Menu
Amazon Elasticsearch Service
Developer Guide (API Version 2015-01-01)

What Is Amazon Elasticsearch Service?

Amazon Elasticsearch Service (Amazon ES) is a managed service that makes it easy to create a domain and deploy, operate, and scale Elasticsearch clusters in the AWS Cloud. Elasticsearch is a popular open-source search and analytics engine for use cases such as log analytics, real-time application monitoring, and clickstream analytics. With Amazon ES, you get direct access to Elasticsearch open-source APIs so that existing code and applications work seamlessly together. To learn more about Elasticsearch and its uses, see Getting Started in the Elasticsearch Reference.

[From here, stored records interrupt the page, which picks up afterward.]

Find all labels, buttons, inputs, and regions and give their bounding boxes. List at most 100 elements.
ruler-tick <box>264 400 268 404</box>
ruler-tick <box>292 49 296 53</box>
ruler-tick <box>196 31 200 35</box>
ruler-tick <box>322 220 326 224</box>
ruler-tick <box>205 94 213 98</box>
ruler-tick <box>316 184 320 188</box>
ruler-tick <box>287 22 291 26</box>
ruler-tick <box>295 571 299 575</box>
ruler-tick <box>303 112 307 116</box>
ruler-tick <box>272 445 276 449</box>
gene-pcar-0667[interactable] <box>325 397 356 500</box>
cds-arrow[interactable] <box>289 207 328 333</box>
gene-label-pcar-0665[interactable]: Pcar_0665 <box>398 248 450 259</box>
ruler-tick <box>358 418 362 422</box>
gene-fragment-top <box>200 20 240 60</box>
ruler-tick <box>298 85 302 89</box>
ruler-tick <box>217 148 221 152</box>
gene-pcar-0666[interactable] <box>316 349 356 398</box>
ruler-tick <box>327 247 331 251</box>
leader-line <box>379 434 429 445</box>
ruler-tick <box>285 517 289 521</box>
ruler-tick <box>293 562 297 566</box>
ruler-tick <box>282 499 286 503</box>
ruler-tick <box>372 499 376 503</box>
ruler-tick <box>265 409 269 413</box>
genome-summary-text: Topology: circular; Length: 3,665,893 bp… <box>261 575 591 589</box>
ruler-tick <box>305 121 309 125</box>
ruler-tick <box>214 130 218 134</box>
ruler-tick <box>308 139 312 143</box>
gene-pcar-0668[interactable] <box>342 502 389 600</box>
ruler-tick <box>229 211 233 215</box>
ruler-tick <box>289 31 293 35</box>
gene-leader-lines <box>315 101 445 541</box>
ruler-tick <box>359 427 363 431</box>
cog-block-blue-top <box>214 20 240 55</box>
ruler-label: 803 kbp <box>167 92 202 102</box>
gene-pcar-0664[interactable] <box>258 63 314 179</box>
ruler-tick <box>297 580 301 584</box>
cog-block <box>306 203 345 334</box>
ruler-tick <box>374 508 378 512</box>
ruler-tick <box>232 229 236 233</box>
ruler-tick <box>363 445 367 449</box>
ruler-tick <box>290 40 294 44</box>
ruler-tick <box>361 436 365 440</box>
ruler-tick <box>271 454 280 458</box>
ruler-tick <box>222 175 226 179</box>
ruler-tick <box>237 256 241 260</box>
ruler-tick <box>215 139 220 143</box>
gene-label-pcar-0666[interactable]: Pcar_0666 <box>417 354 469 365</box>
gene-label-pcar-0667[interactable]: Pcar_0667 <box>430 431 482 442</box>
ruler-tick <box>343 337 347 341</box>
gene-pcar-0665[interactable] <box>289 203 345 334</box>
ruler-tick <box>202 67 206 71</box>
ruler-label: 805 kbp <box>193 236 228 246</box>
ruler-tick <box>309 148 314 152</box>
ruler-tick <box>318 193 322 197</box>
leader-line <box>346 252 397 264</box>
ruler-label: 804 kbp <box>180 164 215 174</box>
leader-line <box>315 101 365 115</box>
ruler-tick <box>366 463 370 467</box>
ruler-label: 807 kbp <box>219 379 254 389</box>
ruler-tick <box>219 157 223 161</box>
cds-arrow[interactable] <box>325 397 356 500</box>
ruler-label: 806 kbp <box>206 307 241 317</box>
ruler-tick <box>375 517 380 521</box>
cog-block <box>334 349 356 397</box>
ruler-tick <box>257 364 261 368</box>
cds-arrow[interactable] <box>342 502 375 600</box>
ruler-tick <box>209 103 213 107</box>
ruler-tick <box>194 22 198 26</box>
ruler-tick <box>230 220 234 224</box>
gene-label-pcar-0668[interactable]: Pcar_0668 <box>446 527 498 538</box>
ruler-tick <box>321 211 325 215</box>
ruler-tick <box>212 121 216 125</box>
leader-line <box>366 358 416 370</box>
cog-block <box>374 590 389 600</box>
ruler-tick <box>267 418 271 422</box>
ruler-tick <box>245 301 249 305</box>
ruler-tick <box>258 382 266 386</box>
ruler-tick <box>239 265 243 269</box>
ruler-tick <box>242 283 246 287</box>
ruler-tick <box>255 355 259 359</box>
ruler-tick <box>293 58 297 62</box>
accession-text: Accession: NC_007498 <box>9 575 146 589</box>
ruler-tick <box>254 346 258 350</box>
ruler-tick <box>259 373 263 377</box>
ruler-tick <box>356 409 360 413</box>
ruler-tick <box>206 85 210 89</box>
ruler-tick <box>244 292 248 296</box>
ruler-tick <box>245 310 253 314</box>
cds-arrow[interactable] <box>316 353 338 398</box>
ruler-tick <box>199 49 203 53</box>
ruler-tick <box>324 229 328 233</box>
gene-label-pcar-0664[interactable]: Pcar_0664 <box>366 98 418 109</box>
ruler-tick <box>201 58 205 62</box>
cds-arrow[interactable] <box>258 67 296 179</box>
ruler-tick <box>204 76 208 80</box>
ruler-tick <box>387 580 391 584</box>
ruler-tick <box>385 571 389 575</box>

Amazon ES provisions all the resources for your Elasticsearch cluster and launches the cluster. Amazon ES also automatically detects and replaces failed Elasticsearch nodes, reducing the overhead associated with self-managed infrastructures. You can scale your cluster with a single API call or a few clicks in the console.

To get started using the service, you create an Amazon ES domain. An Amazon ES domain is an Elasticsearch cluster in the AWS Cloud that has the compute and storage resources that you specify. For example, you can specify the number of instances, instance types, and storage options.

Additionally, Amazon ES offers the following benefits of a managed service:

  • Cluster scaling options

  • Self-healing clusters

  • Replication for high availability

  • Data durability

  • Enhanced security

  • Node monitoring

You can use the Amazon ES console to set up and configure your domain in minutes. If you prefer programmatic access, you can use the AWS SDKs or the AWS CLI.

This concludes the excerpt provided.